Additionally, it does appear the SNES version moves slightly faster. The IGT is slightly quicker... maybe about 10% more so it seems. I noticed certain Lemming animations are also slightly faster (such as builder), the frame rate of the IGT probably matches the movement speeds of Lemmings.

So given that, it's actually somewhat of a testament to the MSDOS runner, because he was only a minute behind, and it appears it's at a slight time disadvantage. But the MSDOS runner had a far cleaner run. No retries, no use of pauses, where as the SNES run did (which is somewhat understandable if you are actually playing with a SNES controller). But the ESC likely saved something like 6-10 seconds a run, and over 30 levels, well...

First multi-level runs we use real-time, as, trying to figure out how to do a frame rule thing and then adjust times appropriately would... well be a nightmare. For level runs, we do use IGT. Maybe I will go through and add players level times, and that might help paint a better picture as well.

Nihilist Comedy Hour

Also interesting the SNES version has a point system. I don't recall seeing that anywhere else.

GigaLem

I know there was a thread about it and I want see something like it come to life.
A Speedrun that saves every lemming possible in each level in the original Lemmings or to shorten it "Lemmings Max Saved%"

I'd like to see if someone could do something like that, or at least practice it.

607

Quote from: GigaLem on September 04, 2018, 08:17:25 AM
I know there was a thread about it and I want see something like it come to life.
A Speedrun that saves every lemming possible in each level in the original Lemmings or to shorten it "Lemmings Max Saved%"

I'd like to see if someone could do something like that, or at least practice it.
That seems arbitrary. But it might not be, if we're rather certain on what's the maximum possible on each level.

Proxima

Max% records for DOS Lemmings are pretty firm by now, since ccexplore in particular thoroughly explored what's possible with all the glitches (and Ephraim's original list of records already saves 100% on all but 20 levels, so only those ones need to be looked at).

I'm not sure about other platforms. In the Challenges forum we keep track of max% on all major platforms, but records for those may not be as firm as the DOS ones (e.g. I found a saving on Genesis Present 2 that was missed by others, and I suspect that Mac Mayhem 26 is improvable but it hasn't been tested yet).
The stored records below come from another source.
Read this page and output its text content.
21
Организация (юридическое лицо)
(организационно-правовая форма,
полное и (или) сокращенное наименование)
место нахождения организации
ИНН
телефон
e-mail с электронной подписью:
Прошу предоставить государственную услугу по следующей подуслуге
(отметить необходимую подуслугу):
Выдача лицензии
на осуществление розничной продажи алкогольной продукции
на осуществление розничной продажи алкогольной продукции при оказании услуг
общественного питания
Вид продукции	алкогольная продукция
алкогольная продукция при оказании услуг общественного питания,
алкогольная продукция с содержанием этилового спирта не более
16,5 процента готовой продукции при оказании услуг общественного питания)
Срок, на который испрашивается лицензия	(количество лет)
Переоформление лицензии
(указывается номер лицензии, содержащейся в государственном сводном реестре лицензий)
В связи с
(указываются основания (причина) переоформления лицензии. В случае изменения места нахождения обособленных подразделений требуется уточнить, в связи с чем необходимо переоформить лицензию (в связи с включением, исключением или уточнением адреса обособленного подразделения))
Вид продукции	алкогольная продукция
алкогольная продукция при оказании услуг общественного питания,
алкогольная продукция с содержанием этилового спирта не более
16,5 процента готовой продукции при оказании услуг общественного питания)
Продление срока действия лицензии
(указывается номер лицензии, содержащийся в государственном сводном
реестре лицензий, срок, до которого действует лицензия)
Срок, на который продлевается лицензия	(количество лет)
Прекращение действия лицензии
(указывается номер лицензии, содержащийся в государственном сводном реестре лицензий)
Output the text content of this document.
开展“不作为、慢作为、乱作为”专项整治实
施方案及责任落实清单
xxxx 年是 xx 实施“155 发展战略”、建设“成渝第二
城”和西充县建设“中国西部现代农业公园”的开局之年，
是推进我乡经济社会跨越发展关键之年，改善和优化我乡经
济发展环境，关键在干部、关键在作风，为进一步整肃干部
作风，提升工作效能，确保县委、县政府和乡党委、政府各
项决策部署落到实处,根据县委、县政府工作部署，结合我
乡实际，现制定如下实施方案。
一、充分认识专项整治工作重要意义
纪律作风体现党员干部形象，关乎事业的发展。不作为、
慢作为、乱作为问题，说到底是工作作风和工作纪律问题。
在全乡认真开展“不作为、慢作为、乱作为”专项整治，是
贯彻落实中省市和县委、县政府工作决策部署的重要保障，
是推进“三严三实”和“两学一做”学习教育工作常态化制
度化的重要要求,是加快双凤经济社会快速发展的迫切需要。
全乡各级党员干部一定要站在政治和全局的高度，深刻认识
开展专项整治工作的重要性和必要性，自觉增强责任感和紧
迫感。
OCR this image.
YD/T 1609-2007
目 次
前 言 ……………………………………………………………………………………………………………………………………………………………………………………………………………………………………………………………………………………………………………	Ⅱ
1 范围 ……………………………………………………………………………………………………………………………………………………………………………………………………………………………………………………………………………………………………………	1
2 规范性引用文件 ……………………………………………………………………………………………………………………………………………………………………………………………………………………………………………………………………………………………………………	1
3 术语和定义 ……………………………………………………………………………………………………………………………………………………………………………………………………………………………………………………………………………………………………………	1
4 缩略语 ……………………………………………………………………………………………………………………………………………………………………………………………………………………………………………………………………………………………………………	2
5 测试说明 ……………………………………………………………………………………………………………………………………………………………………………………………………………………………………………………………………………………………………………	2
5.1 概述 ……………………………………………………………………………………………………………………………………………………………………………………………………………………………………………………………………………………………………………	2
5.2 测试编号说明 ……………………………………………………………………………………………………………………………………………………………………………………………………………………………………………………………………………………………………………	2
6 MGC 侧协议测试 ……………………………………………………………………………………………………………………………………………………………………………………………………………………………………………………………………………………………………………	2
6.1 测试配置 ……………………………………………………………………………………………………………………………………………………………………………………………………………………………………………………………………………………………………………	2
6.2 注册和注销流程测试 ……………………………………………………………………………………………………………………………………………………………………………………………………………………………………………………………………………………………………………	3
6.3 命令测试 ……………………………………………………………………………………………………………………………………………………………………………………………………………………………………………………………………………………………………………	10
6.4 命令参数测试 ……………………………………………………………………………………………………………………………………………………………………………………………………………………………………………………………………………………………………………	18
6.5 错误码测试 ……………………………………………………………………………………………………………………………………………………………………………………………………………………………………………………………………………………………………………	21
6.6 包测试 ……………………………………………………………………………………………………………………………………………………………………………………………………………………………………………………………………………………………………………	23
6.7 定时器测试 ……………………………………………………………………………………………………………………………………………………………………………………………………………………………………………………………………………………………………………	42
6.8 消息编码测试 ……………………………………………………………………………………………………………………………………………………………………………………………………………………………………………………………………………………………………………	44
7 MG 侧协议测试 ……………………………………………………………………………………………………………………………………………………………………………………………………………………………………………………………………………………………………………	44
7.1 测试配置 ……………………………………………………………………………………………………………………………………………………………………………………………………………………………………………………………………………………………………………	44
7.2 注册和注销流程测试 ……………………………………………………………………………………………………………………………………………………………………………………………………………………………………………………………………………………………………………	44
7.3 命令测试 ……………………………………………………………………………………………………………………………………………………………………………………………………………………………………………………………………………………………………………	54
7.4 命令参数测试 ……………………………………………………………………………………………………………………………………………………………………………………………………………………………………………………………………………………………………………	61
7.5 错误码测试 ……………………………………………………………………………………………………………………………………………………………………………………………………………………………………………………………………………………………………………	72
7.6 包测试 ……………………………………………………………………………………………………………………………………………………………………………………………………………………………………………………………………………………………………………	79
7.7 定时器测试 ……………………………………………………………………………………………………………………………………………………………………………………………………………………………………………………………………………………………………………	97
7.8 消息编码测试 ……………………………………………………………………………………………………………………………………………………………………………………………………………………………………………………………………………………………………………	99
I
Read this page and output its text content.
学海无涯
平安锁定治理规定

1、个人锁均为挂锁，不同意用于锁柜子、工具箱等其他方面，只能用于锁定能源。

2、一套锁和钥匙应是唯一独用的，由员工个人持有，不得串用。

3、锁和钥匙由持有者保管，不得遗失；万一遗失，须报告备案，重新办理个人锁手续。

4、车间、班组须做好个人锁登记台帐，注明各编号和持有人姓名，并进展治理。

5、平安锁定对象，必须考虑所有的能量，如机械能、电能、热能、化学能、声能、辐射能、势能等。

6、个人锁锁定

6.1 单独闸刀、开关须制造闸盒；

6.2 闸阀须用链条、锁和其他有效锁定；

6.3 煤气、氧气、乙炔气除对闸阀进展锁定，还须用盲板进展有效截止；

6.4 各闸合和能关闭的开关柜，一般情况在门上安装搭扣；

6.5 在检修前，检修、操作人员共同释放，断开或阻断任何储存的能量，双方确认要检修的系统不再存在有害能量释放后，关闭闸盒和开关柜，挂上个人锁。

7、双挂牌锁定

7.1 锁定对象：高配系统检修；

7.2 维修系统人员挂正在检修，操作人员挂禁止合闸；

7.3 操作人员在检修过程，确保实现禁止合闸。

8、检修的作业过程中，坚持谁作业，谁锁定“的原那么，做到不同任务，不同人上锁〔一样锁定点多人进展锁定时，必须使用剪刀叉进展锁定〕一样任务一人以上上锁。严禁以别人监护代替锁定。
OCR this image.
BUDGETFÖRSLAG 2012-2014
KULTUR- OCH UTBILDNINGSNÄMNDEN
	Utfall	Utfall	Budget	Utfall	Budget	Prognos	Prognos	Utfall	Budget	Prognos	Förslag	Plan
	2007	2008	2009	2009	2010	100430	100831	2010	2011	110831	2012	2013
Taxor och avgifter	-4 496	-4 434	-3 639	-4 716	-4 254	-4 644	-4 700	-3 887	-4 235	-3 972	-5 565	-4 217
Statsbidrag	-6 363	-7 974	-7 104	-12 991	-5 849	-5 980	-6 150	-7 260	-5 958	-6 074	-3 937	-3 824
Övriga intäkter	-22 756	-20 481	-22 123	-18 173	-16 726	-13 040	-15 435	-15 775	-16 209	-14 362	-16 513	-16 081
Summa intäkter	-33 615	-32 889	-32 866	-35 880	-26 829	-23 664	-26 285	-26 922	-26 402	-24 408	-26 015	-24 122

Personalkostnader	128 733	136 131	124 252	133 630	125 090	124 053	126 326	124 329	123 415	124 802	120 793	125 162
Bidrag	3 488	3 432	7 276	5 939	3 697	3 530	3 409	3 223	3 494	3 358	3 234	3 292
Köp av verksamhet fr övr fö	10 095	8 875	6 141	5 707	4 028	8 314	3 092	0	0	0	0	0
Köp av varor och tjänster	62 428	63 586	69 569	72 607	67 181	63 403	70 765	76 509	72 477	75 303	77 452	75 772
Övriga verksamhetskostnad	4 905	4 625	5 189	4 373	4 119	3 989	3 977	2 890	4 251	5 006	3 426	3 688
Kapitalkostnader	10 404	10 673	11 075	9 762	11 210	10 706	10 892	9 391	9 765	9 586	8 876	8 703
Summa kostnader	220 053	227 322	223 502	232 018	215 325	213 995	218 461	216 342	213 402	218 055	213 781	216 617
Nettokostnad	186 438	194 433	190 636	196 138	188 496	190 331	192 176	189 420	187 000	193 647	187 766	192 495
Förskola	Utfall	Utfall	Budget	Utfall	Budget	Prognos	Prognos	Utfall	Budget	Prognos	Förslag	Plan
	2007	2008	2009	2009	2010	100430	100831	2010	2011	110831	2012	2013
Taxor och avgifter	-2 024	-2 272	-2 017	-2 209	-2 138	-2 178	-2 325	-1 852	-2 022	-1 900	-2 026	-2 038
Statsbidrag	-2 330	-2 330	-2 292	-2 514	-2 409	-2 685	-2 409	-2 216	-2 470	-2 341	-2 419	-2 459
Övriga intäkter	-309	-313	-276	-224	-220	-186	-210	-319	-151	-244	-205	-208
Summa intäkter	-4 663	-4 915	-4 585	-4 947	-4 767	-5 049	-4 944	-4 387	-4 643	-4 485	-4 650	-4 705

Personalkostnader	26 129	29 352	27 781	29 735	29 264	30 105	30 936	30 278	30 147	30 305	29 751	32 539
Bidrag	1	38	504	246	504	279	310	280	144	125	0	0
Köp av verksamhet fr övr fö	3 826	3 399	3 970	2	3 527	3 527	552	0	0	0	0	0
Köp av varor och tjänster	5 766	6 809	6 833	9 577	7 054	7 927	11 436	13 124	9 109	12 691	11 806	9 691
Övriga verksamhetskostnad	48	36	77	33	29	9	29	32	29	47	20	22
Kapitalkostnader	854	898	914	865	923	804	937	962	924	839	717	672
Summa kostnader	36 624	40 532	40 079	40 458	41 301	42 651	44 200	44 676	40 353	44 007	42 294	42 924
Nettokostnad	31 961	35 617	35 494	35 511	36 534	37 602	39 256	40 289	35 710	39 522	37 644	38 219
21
A max% speedrun would be pretty tricky given the requirements for some of the glitch solutions (Mayhem 2, Mayhem 10 in particular).

ccexplore

Yeah, an additional max % requirement would put the difficulty of some of the glitch solutions for max %, on top of the difficulty of the speedrunning itself.  Then again, I seem to recall Clam posted quite a few solutions involving the sliding glitch (not always related to speedrunning, but clearly the glitch can have speedrunning potential at times), so even the normal speedrunning w/o the max % condition would probably still have a few difficult spots where the fastest possible solution (with glitches allowed) happen to use the sliding glitch.  Outside of sliding glitches sometimes the non max-% speedrunning solution can still actually be much more difficult to execute than the max-% one; for example "Mary Poppin's Land", the fast solution (with the massive use of builders at the start followed by steel glitches to bomb down the drop) is quite frenetic and precise to execute, whereas the 100% solution, while having some initial trickiness setting up the crowd-holding gadget, is more relaxed-pace overall since you are forced to do relatively longer builds to create safe landings (aka doing the rest of the level the "normal" way).